Joshua Agar, a wind engineer and professor at the University of the Philippines, shared a digital copy of the book on Twitter on May 28.

“The incoming NEDA secretary writing in his book that the Marcos dictatorship was not the golden era,” Agar said.

The book’s abstract on Oxford’s website describes the Philippines as “one of the world’s development puzzles.”

It reads: 

“Despite having many of the same conditions for successful economic growth as its neighboring East Asian countries, the country missed out almost completely on the Asian boom and never became one of the ‘Asian tiger’ economies.”

The full picture

In chapter 1 titled “An Introduction to the Key Issues”, Balisacan and Hill provide data and graphs on the growth rates of the country since the 1970s, which was the decade Marcos placed the country under Martial Law.
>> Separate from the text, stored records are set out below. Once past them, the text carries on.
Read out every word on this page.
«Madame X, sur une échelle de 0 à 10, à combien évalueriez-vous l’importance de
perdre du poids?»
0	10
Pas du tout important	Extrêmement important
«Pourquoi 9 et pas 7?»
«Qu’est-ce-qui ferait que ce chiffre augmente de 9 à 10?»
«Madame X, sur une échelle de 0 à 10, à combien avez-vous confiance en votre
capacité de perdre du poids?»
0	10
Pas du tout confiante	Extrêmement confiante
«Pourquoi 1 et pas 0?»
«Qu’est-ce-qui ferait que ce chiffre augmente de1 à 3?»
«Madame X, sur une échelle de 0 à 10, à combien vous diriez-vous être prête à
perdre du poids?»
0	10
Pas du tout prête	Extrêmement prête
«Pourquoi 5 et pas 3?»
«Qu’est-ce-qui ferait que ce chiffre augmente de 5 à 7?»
In figures 1.2 and 1.3 of the book, the graphs showed that the country’s gross domestic product (GDP) skyrocketed before collapsing in the 1980s.
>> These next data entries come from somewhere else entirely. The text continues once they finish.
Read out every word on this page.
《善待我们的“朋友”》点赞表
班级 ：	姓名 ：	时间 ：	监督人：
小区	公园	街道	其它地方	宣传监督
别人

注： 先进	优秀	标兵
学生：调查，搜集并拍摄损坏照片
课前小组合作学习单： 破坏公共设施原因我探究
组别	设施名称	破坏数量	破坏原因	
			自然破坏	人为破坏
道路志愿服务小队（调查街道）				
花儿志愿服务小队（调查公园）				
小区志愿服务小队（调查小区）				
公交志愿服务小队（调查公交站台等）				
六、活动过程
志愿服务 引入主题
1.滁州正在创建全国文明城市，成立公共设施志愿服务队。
Screenshot from the digital copy of the “The Philippine Economy: Development, Policies, and Challenges”
Screenshot from the digital copy of the “The Philippine Economy: Development, Policies, and Challenges”

Balisacan and Hill explain that the 1970s was a “decade of continuous expansion” with an average GDP growth rate of 5.8% annually. However, this was not sustained in the long run.

“The 1970s were a decade of continuous expansion, with GDP growth averaging 5.8% annually. In every year during that decade, growth in both GDP and per capita GDP was positive, with peaks in excess of 8% GDP growth twice, in 1974 and 1977. However, by the late 1970s growth was more subdued, at less than 6%,” they write.

“It then collapsed in 1984, as a political and an economic crisis set in,” they continue.

The assassination of former senator and opposition leader Benigno “Ninoy” Aquino Jr. was cited as a trigger for the economic collapse.

Dean Ronald Mendoza, meanwhile, said that this tragic event exposed “what was already a simmering political and economic crisis.”

READ: Debt, deprivation and spoils of dictatorship | 31 years of amnesia 

Unsustained growth: A ‘debt-driven’ era

The experts explained that the country’s economy from 1970 to 1983 was actually “debt-driven.”

Their explanation reads:

“It was driven by large overseas borrowings. This strategy was unsustainable since the funds were generally not invested productively, and by the early 1980s the country had essentially hit its borrowing limits.”

Political turmoil then played a huge role in the deep crisis from 1984 to 1986, according to their assessment.

Part of it reads:

“Political and economic events together resulted in a very large economic contraction, the largest in the country’s post-independence history. President Marcos was finally removed from office in February 1986, through a combination of disputed electoral returns and massive demonstrations along Manila’s main arterial route, EDSA.”